COMMON FAILURE MODES
| Failure | What goes wrong | How to test |
|---|---|---|
| DNS TTL too high | Traffic shift is slow. Clients cache old IPs for hours. | Run dig from multiple locations; measure TTL. Set TTL to 60–300s for critical records. |
| Workers double-run jobs | After failover, both regions think they own the queue. Jobs run twice. | Use distributed locks or a single job queue. Test: simulate failover, verify job count. |
| Stale secrets in secondary | DB promotion works, but app can't connect—wrong password. | Game day: verify app in secondary can connect to promoted DB before traffic shift. |
| Database replication lag | Promote before replication catches up. Data loss exceeds RPO. | Monitor replication_lag_seconds. In game day, simulate lag and verify you wait before promoting. |
| Split-brain | Both regions accept writes. Data diverges. Merge is painful. | Design: only one writer for each shard. Use consensus (e.g., etcd) for leader election. |
| Background jobs in wrong region | Cron in secondary fires for "primary-only" jobs.
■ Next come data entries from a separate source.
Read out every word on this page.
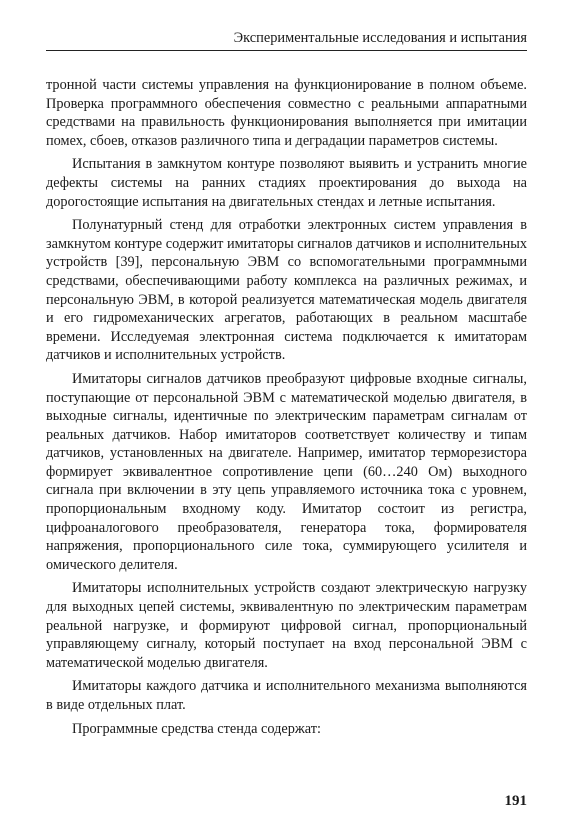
Экспериментальные исследования и испытания

тронной части системы управления на функционирование в полном объеме. Проверка программного обеспечения совместно с реальными аппаратными средствами на правильность функционирования выполняется при имитации помех, сбоев, отказов различного типа и деградации параметров системы.

Испытания в замкнутом контуре позволяют выявить и устранить многие дефекты системы на ранних стадиях проектирования до выхода на дорогостоящие испытания на двигательных стендах и летные испытания.

Полунатурный стенд для отработки электронных систем управления в замкнутом контуре содержит имитаторы сигналов датчиков и исполнительных устройств [39], персональную ЭВМ со вспомогательными программными средствами, обеспечивающими работу комплекса на различных режимах, и персональную ЭВМ, в которой реализуется математическая модель двигателя и его гидромеханических агрегатов, работающих в реальном масштабе времени. Исследуемая электронная система подключается к имитаторам датчиков и исполнительных устройств.

Имитаторы сигналов датчиков преобразуют цифровые входные сигналы, поступающие от персональной ЭВМ с математической моделью двигателя, в выходные сигналы, идентичные по электрическим параметрам сигналам от реальных датчиков. Набор имитаторов соответствует количеству и типам датчиков, установленных на двигателе. Например, имитатор терморезистора формирует эквивалентное сопротивление цепи (60…240 Ом) выходного сигнала при включении в эту цепь управляемого источника тока с уровнем, пропорциональным входному коду. Имитатор состоит из регистра, цифроаналогового преобразователя, генератора тока, формирователя напряжения, пропорционального силе тока, суммирующего усилителя и омического делителя.

Имитаторы исполнительных устройств создают электрическую нагрузку для выходных цепей системы, эквивалентную по электрическим параметрам реальной нагрузке, и формируют цифровой сигнал, пропорциональный управляющему сигналу, который поступает на вход персональной ЭВМ с математической моделью двигателя.

Имитаторы каждого датчика и исполнительного механизма выполняются в виде отдельных плат.

Программные средства стенда содержат:

191
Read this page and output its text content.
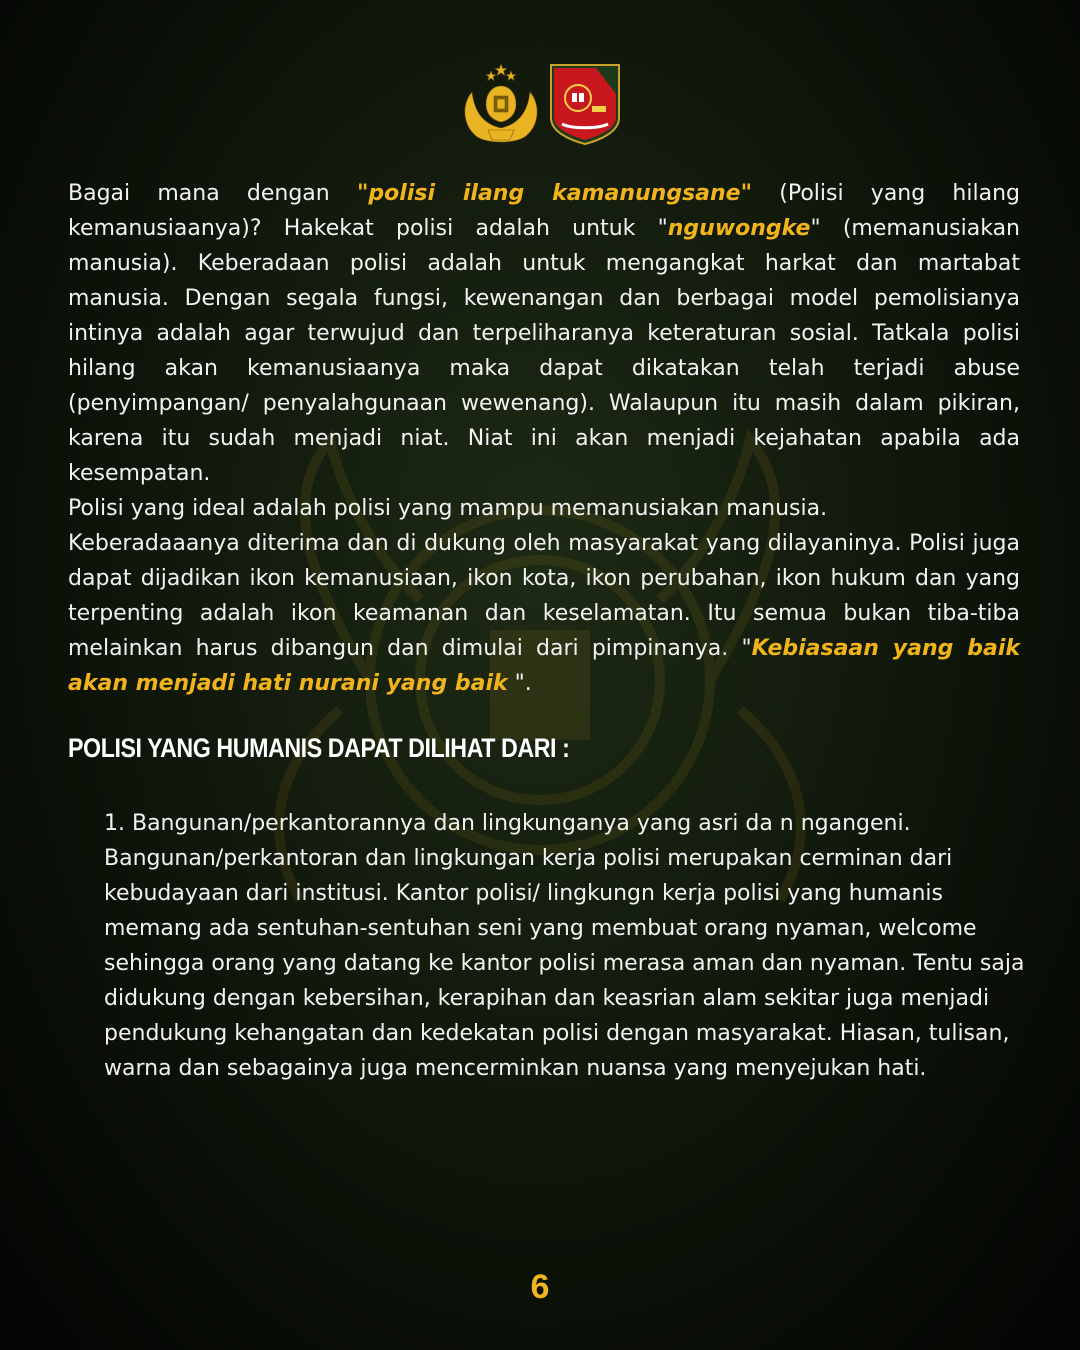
Bagai mana dengan "polisi ilang kamanungsane" (Polisi yang hilang kemanusiaanya)? Hakekat polisi adalah untuk "nguwongke" (memanusiakan manusia). Keberadaan polisi adalah untuk mengangkat harkat dan martabat manusia. Dengan segala fungsi, kewenangan dan berbagai model pemolisianya intinya adalah agar terwujud dan terpeliharanya keteraturan sosial. Tatkala polisi hilang akan kemanusiaanya maka dapat dikatakan telah terjadi abuse (penyimpangan/ penyalahgunaan wewenang). Walaupun itu masih dalam pikiran, karena itu sudah menjadi niat. Niat ini akan menjadi kejahatan apabila ada kesempatan.

Polisi yang ideal adalah polisi yang mampu memanusiakan manusia.
Keberadaaanya diterima dan di dukung oleh masyarakat yang dilayaninya. Polisi juga dapat dijadikan ikon kemanusiaan, ikon kota, ikon perubahan, ikon hukum dan yang terpenting adalah ikon keamanan dan keselamatan. Itu semua bukan tiba-tiba melainkan harus dibangun dan dimulai dari pimpinanya. "Kebiasaan yang baik akan menjadi hati nurani yang baik ".

POLISI YANG HUMANIS DAPAT DILIHAT DARI :

1. Bangunan/perkantorannya dan lingkunganya yang asri da n ngangeni. Bangunan/perkantoran dan lingkungan kerja polisi merupakan cerminan dari kebudayaan dari institusi. Kantor polisi/ lingkungn kerja polisi yang humanis memang ada sentuhan-sentuhan seni yang membuat orang nyaman, welcome sehingga orang yang datang ke kantor polisi merasa aman dan nyaman. Tentu saja didukung dengan kebersihan, kerapihan dan keasrian alam sekitar juga menjadi pendukung kehangatan dan kedekatan polisi dengan masyarakat. Hiasan, tulisan, warna dan sebagainya juga mencerminkan nuansa yang menyejukan hati.

6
Duplicates or errors. | Document which jobs run where. Use region-aware job scheduler. |
OBSERVABILITY
Metrics to monitor:
-
Replication lag (seconds behind primary): Alert if > RPO threshold.
-
Synthetic probes per region: HTTP checks from external locations. Alert if primary fails; use to trigger runbook.
-
Write throughput in secondary: After promotion, ensure it can handle load.
Runbook excerpt:
## Failover Decision Criteria
- Primary region unreachable for > 5 minutes (synthetic probes)
- OR: Primary DB down, replication lag within RPO
- OR: Executive decision (e.g., security incident)
## Pre-Failover Checks
- [ ] Replication lag < RPO (e.g., 5 min)
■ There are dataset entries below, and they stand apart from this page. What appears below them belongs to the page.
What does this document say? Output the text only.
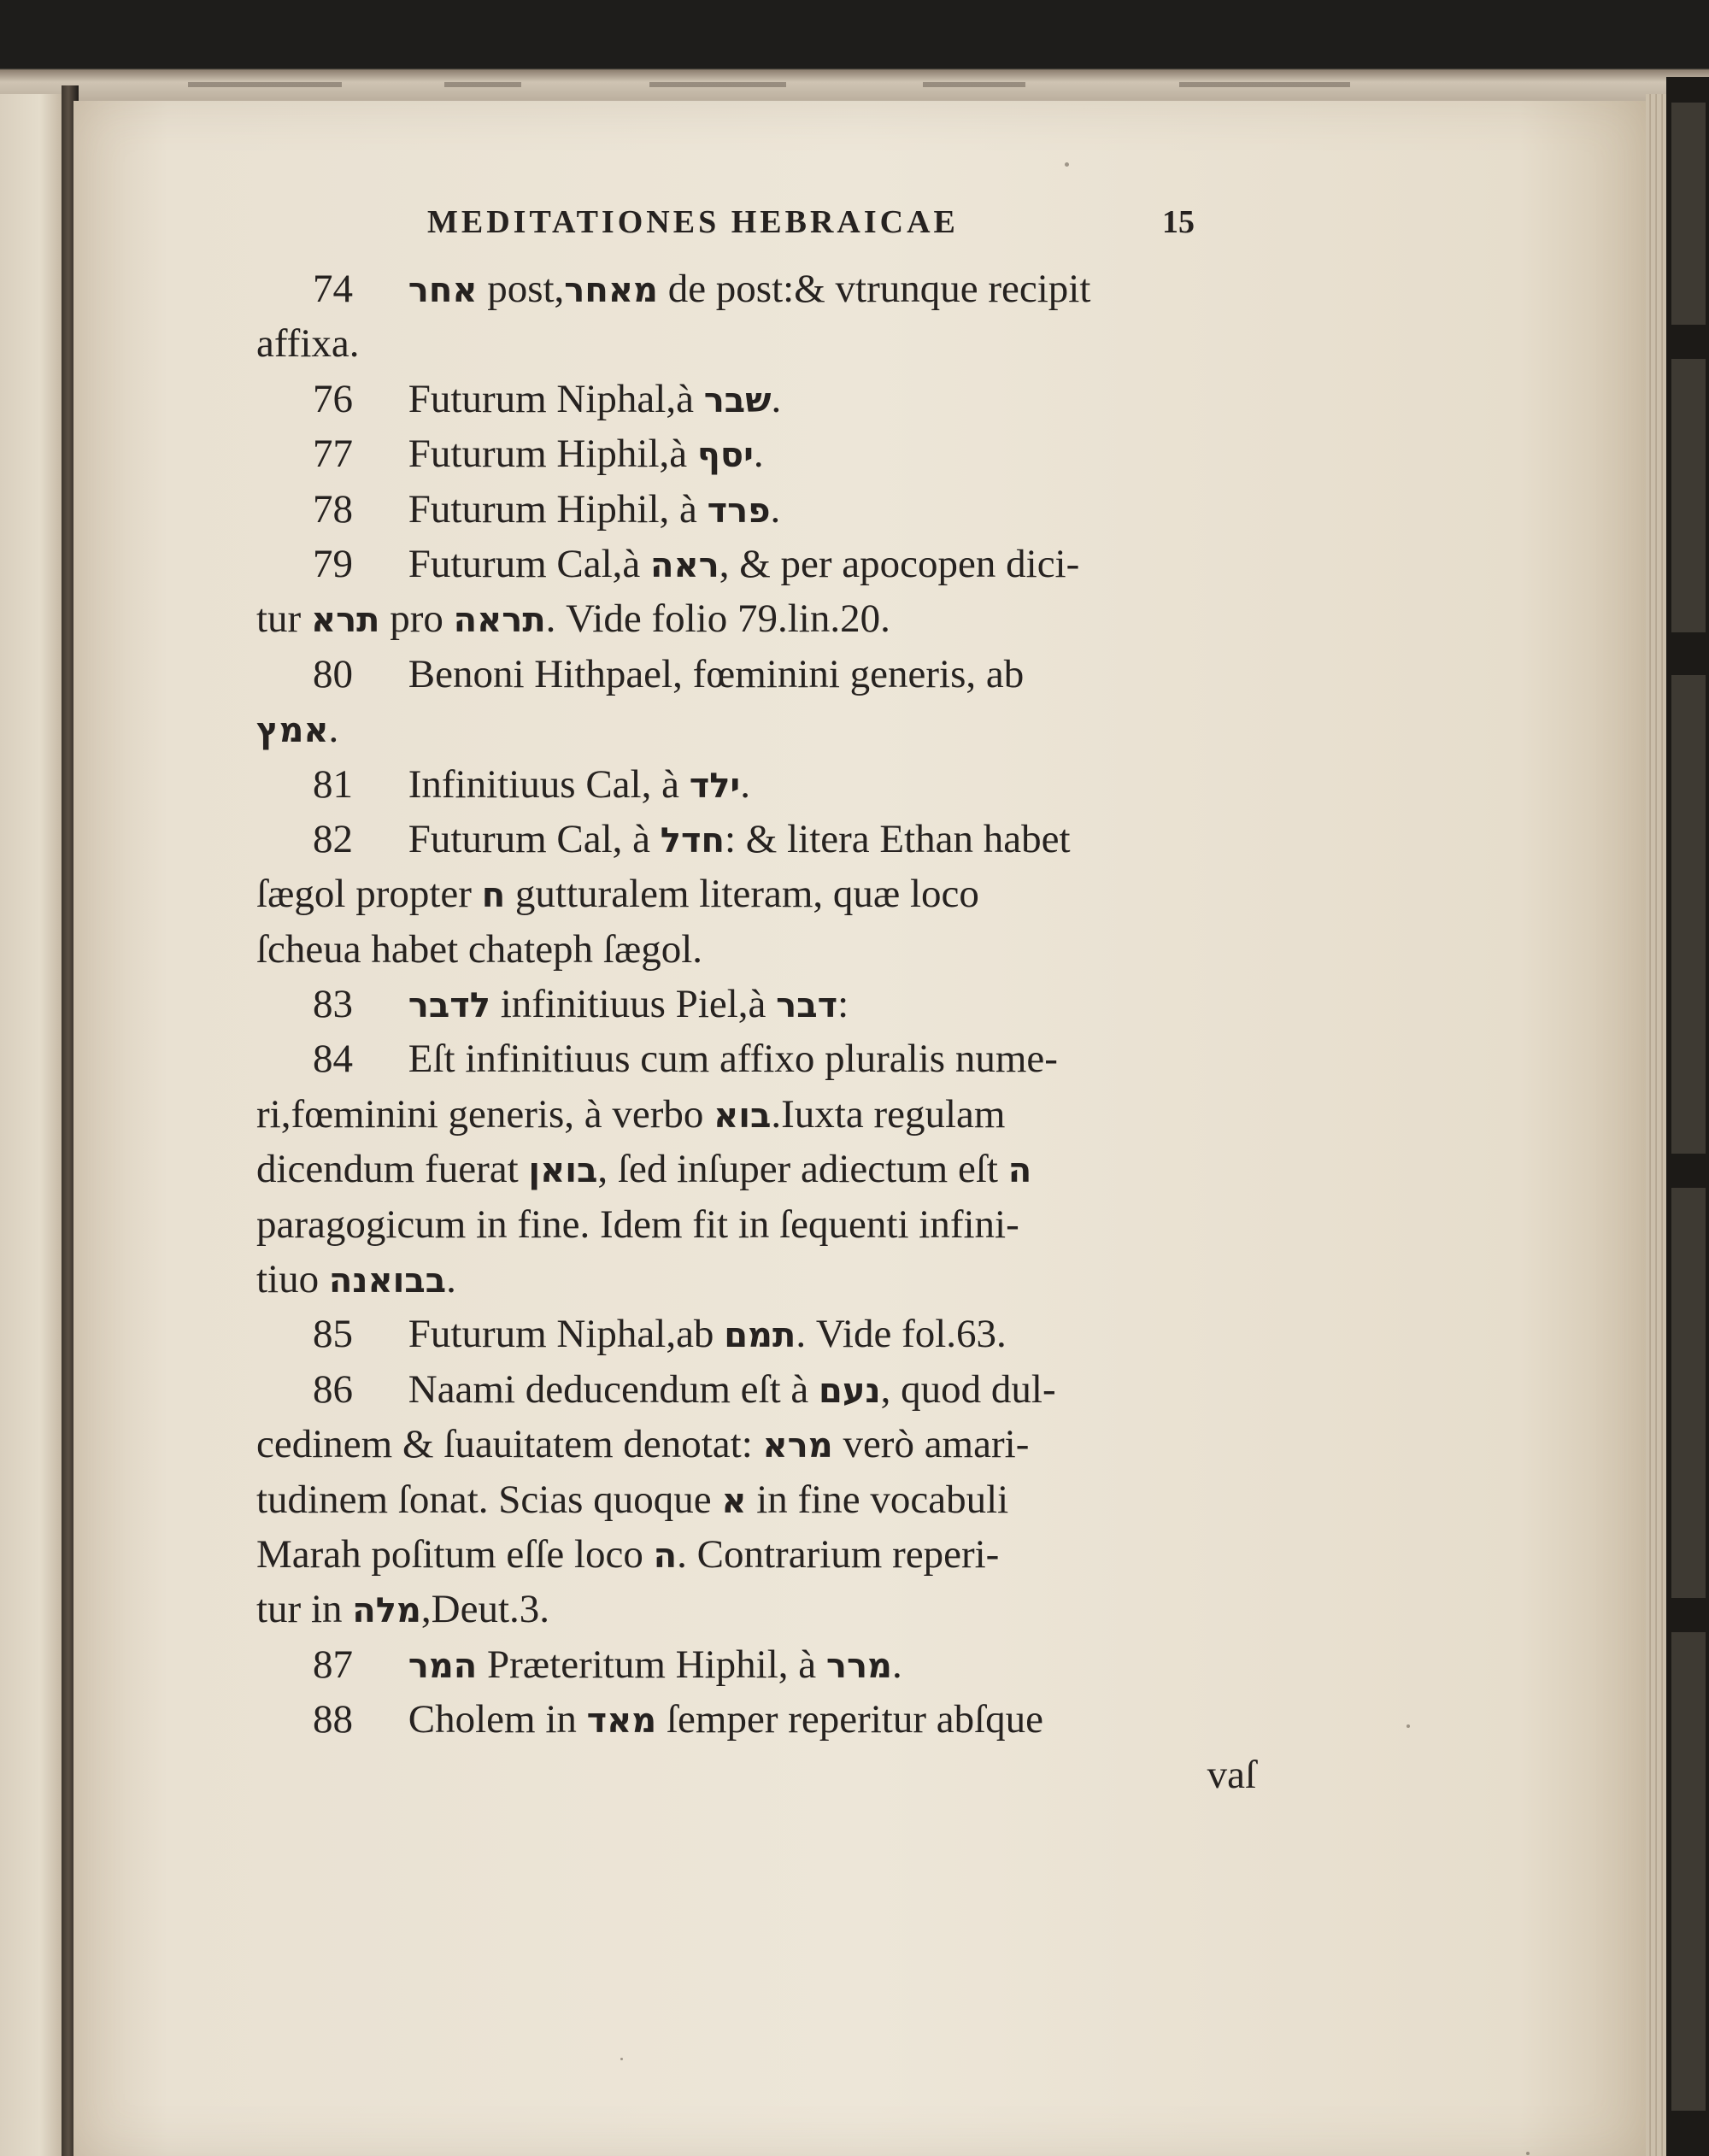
MEDITATIONES HEBRAICAE	15
74 אחר post,מאחר de post:& vtrunque recipit
affixa.
76 Futurum Niphal,à שבר.
77 Futurum Hiphil,à יסף.
78 Futurum Hiphil, à פרד.
79 Futurum Cal,à ראה, & per apocopen dici-
tur תרא pro תראה. Vide folio 79.lin.20.
80 Benoni Hithpael, fœminini generis, ab
אמץ.
81 Infinitiuus Cal, à ילד.
82 Futurum Cal, à חדל: & litera Ethan habet
ſægol propter ח gutturalem literam, quæ loco
ſcheua habet chateph ſægol.
83 לדבר infinitiuus Piel,à דבר:
84 Eſt infinitiuus cum affixo pluralis nume-
ri,fœminini generis, à verbo בוא.Iuxta regulam
dicendum fuerat בואן, ſed inſuper adiectum eſt ה
paragogicum in fine. Idem fit in ſequenti infini-
tiuo בבואנה.
85 Futurum Niphal,ab תמם. Vide fol.63.
86 Naami deducendum eſt à נעם, quod dul-
cedinem & ſuauitatem denotat: מרא verò amari-
tudinem ſonat. Scias quoque א in fine vocabuli
Marah poſitum eſſe loco ה. Contrarium reperi-
tur in מלה,Deut.3.
87 המר Præteritum Hiphil, à מרר.
88 Cholem in מאד ſemper reperitur abſque
vaſ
- [ ] Secondary DB disk space sufficient
- [ ] Secrets validated in secondary
## Rollback (if failover fails)
- [ ] Revert DNS to primary
- [ ] Demote secondary DB back to replica
- [ ] Investigate before retry
EXERCISE
Write your failover runbook. Include:
-
Who decides? Name the role (e.g., Incident Commander, SRE Lead). What's the escalation path if they're unavailable?
-
What triggers failover? List concrete criteria (synthetic probe failure, DB unreachable, manual override). How long do you wait before declaring primary dead?
-
How do you validate correctness after failover? Which checks prove that reads and writes work? How do you verify no duplicate orders, no missing data?
-
Rollback plan: If secondary fails under load or has data issues, how do you revert? What's the risk of flipping back to primary that may still be unhealthy?
-
Post-failover: When do you fail back to primary? What's the process to re-establish replication and shift traffic back?
-
Data consistency check: After failover, how do you verify no data was lost or corrupted? Consider checksum validation, record counts, or sampling critical tables.
-
Communication plan: Who notifies customers? Who updates status page? Draft the external communication template for "We are experiencing issues and have activated our secondary region."